Thursday, March 4, 2010

Shelf Life: Reality Hunger by David Shields

Posted By on Thu, Mar 4, 2010 at 1:15 PM


GENRE: Literary manifesto

THE PITCH: “An open call for new literary and other art forms to match the complexities of the twenty-first century,” reads a splash of pink type on the dust jacket.

REALITY: Shields draws from a vast range of sources — the postured authenticity of hip-hop, the ready made sculptures of Duchamp, the staged documentaries of Herzog — to argue that the separation of art and life has long been abolished in contemporary art. Reality Hunger calls for more literary works to embrace this shift and acknowledge the “utterly useless distinction” between fiction and non-fiction.

FIRST SENTENCE: “Every artistic movement from the beginning of time is an attempt to figure out a way to smuggle more of what the artist thinks is reality into the work of art.”

FACTS: Reality Hunger is divided into 26 chapters, one for each letter of the alphabet. Those chapters are composed of short, numbered bursts of text, 618 in total.

TRUTH: David Shields is the author of Reality Hunger but he did not write the majority of those numbered sections.

APPENDIX: In the appendix, you find that (almost) every section corresponds to a source — William Gass, Zadie Smith, Robert Rauschenberg, John Mellencamp, Lee Perry, David Foster Wallace, Kurt Cobain and Frederick Nietzsche among them. “Nearly every passage I’ve clipped I’ve also revised, at least a little — for the sake of compression, consistency, or whim,” he writes in an admission halfway through the book. Acknowledging that he agreed to include the appendix to please Random House’s lawyers, he asks that the reader please cut these pages right back out of the book.

IMPORTANT REFERENCES: David Foster Wallace’s A Supposedly Fun Thing I’ll Never Do Again. The prologue to Slaughterhouse Five. Everything by Lydia Davis. Tristam Shandy. Barry Hannah’s Boomerang. “The sound of one hand clapping.”

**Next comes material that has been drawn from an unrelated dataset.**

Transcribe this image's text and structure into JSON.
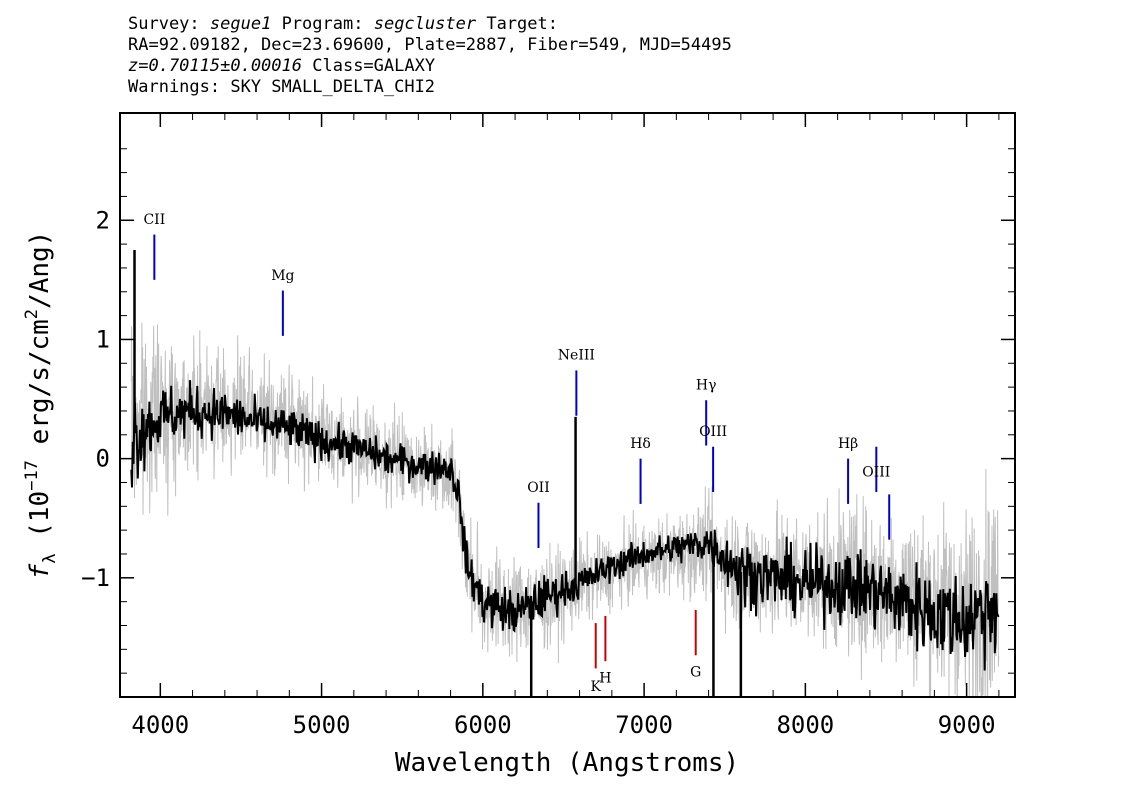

INFLUENCE: While reading this book, there is an urge to acknowledge that Jonathan Lethem’s collage essay on copyright law in Harper’s, “The Ecstasy of Influence,” already achieved a number of Reality Hunger’s arguments. It’s a foolish urge, though. Shield’s point is that people have said this before him, that his own argument echoes with the history of art before him.

FRACTURED CONTINUITY: Like a master collagist, Shields has created a fluid coherence in the fractured, disparate sources of his book. Without the appendix, one could read the first-person narration as journeying through a surreal, contemporary landscape — accepting an Oscar for Best Documentary, meeting King Tubby at a dance hall in Kingston, watching reality TV with the neighbors. For a book that argues so vehemently (and effectively) against John Gardner’s “vivid and continuous dream,” against the consoling dream-world, against the “exit door” of fiction, Reality Hunger still creates a literary experience that surprises with vivid and dream-like qualities.

TURNING IT UPSIDE-DOWN: It is hard to overstate what this book is saying. It wants a recognized division between facts and truth. Reality Hunger is almost wholly against plot. It argues not for a shift in direction, but for literary works to specifically invert fiction’s established goals: “Fiction: no ideas but in things. (Serious) essay (what I want): not the thing itself but ideas about the thing.” Reality Hunger should both terrify and thrill anyone who wants to write a story after it.